La OFM inició la recta final de la temporada con un programa tan interesante artísticamente como rupturista, al ubicarse en los confines de la forma clásica que dominaría la estética y el lenguaje musical de los cánones académicos dominantes en el diecinueve. Los tres compositores protagonistas de este último abono del conjunto malagueño constituyeron referentes independientes e inclasificables con ataques y feroz incomprensión dentro de los círculos aceptados por las distintas escuelas europeas. Todavía hoy, con desigual encaje, buena parte de los elementos introducidos por Wagner, Strauss o Nielsen siguen cosechando hostilidades entre el auditorio hasta el punto de tener que ser deglutirlos disueltos entre páginas del gran repertorio. Pero este hecho quedó fulminado para el único abono programado para el mes de abril. La propuesta artística de Hernández Silva nos sitúa a estos tres grandes músicos como ejemplos de maestría fundamentales para entender la evolución formal de los cambios entre los convencionalismos del diecinueve y la explosión del veinte.

Con toda certeza, sin la presencia en el podio de Pablo González, que fuera titular de la OBC, este concierto habría naufragado.
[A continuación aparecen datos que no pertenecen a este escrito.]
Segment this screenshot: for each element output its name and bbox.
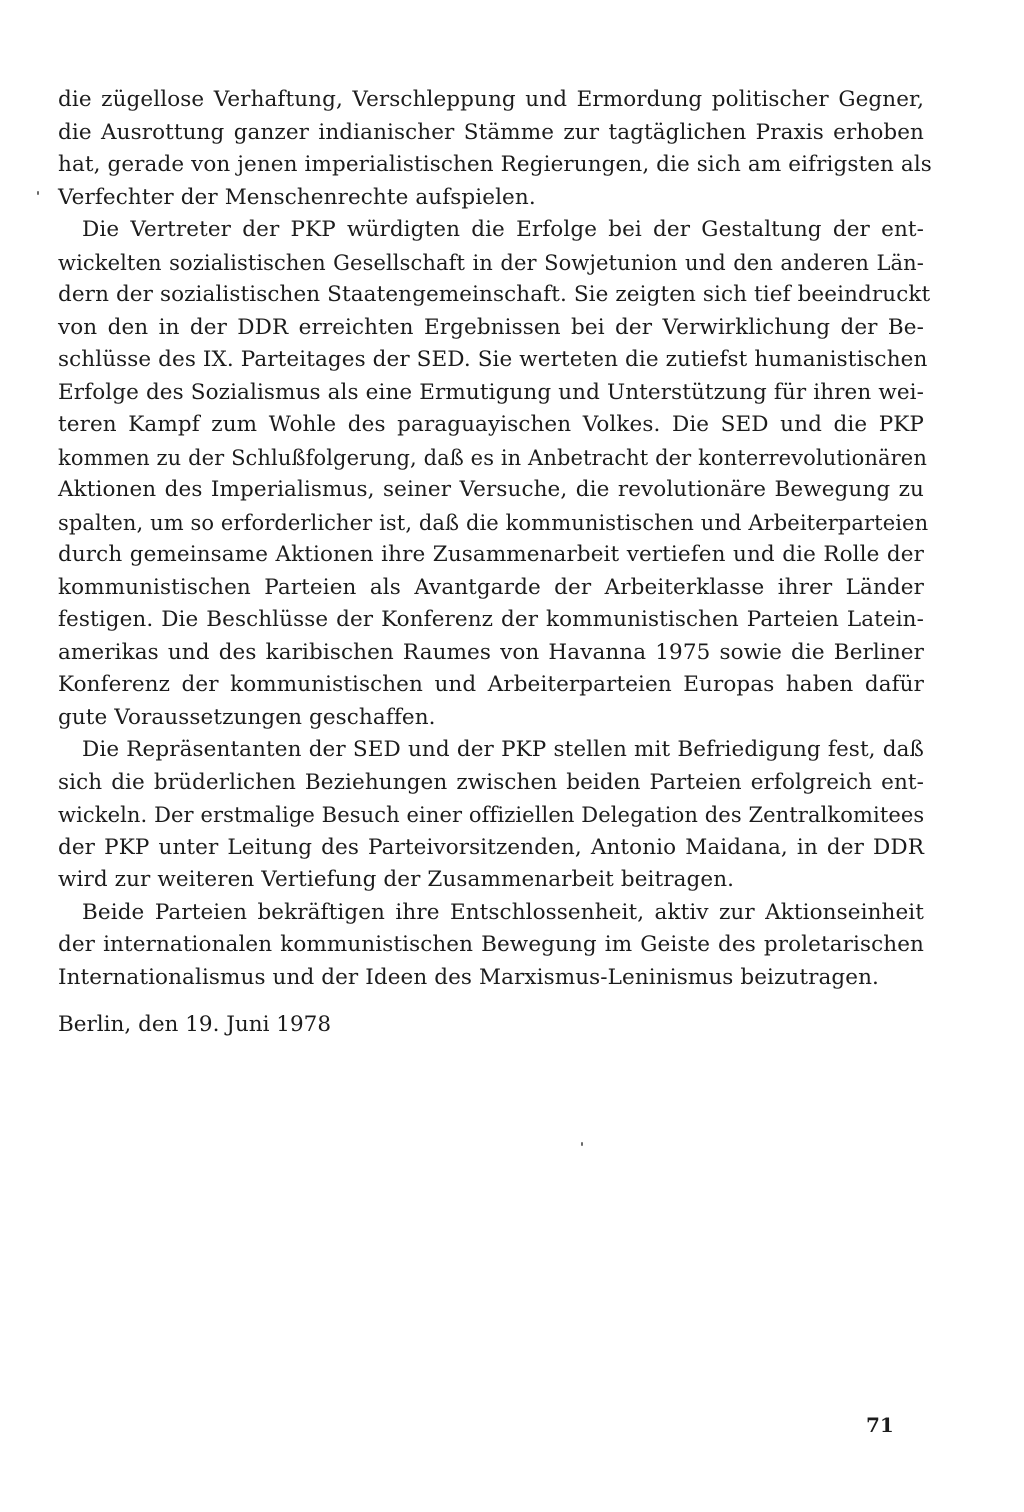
text-line: der PKP unter Leitung des Parteivorsitzenden, Antonio Maidana, in der DDR [58,834,924,860]
text-line: hat, gerade von jenen imperialistischen Regierungen, die sich am eifrigsten als [58,152,932,177]
text-line: von den in der DDR erreichten Ergebnissen bei der Verwirklichung der Be- [58,314,924,340]
text-line: die Ausrottung ganzer indianischer Stämme zur tagtäglichen Praxis erhoben [58,119,924,145]
text-line: Konferenz der kommunistischen und Arbeiterparteien Europas haben dafür [58,672,924,697]
paragraph-1 [58,84,932,214]
text-line: spalten, um so erforderlicher ist, daß die kommunistischen und Arbeiterparteien [58,510,929,535]
text-line: Die Vertreter der PKP würdigten die Erfolge bei der Gestaltung der ent- [82,217,924,242]
text-line: gute Voraussetzungen geschaffen. [58,704,436,730]
text-line: der internationalen kommunistischen Bewegung im Geiste des proletarischen [58,932,924,957]
text-line: die zügellose Verhaftung, Verschleppung und Ermordung politischer Gegner, [58,87,924,112]
text-line: sich die brüderlichen Beziehungen zwischen beiden Parteien erfolgreich ent- [58,769,924,795]
page-number: 71 [866,1413,894,1437]
text-line: Internationalismus und der Ideen des Marxismus-Leninismus beizutragen. [58,964,879,990]
text-line: wickelten sozialistischen Gesellschaft in der Sowjetunion und den anderen Län- [58,250,924,275]
paragraph-2 [58,214,931,734]
text-line: amerikas und des karibischen Raumes von Havanna 1975 sowie die Berliner [58,639,924,665]
text-line: Verfechter der Menschenrechte aufspielen. [58,184,536,210]
scan-speck [581,1142,583,1146]
text-line: Erfolge des Sozialismus als eine Ermutigung und Unterstützung für ihren wei- [58,379,924,405]
text-line: Die Repräsentanten der SED und der PKP stellen mit Befriedigung fest, daß [82,737,924,762]
scan-speck [37,191,39,195]
text-line: teren Kampf zum Wohle des paraguayischen Volkes. Die SED und die PKP [58,412,924,437]
text-line: Beide Parteien bekräftigen ihre Entschlossenheit, aktiv zur Aktionseinheit [82,899,924,925]
dateline: Berlin, den 19. Juni 1978 [58,1012,332,1037]
text-line: kommen zu der Schlußfolgerung, daß es in Anbetracht der konterrevolutionären [58,445,927,470]
paragraph-4 [58,897,924,995]
text-line: festigen. Die Beschlüsse der Konferenz der kommunistischen Parteien Latein- [58,607,924,632]
body-text [58,84,932,994]
text-line: kommunistischen Parteien als Avantgarde der Arbeiterklasse ihrer Länder [58,574,924,600]
text-line: schlüsse des IX. Parteitages der SED. Sie werteten die zutiefst humanistischen [58,347,928,372]
text-line: durch gemeinsame Aktionen ihre Zusammenarbeit vertiefen und die Rolle der [58,542,924,567]
text-line: dern der sozialistischen Staatengemeinschaft. Sie zeigten sich tief beeindruckt [58,282,931,307]
paragraph-3 [58,734,924,897]
text-line: Aktionen des Imperialismus, seiner Versuche, die revolutionäre Bewegung zu [58,477,924,502]
text-line: wird zur weiteren Vertiefung der Zusammenarbeit beitragen. [58,867,735,892]
text-line: wickeln. Der erstmalige Besuch einer offiziellen Delegation des Zentralkomitees [58,803,925,827]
Y sin embargo el director asturiano más que proeza realizó un ejercicio de dirección musical gracias a la confianza con la que los profesores de la OFM permitirían plantear la obertura de El holandés errante desde una perspectiva cercana al poema sinfónico, donde los leit desarrollan toda su fuerza descriptiva y a la vez dramática fundamentada en la continua contraposición de temas cabalgantes frente a otros cantabile.

La primera parte del concierto se cerraba con el Concierto para oboe y orquesta de Strauss de la mano del oboísta y director de orquesta H. Schellenberger. Los tres motivos que articulan este concierto se suceden sin solución de continuidad y descanso para el solista al que Strauss mantiene en continuo diálogo con la orquesta. Schellenberger dibujó un andante central cercano a lo sublime mientras que en los temas extremos dotó a la partitura de la necesaria carnalidad sólo posible con solista de altura.

Estrenada en 1922 la Quinta Sinfonía de C. Nielsen cerraba el concierto y en ella González reivindicaba la factura artística de la página pero también dejaba vez la personalidad del director español muy incisivo en las dinámicas, ejerciendo la dirección desde la contención en busca de las sonoridades y coherencia interna de la sinfonía.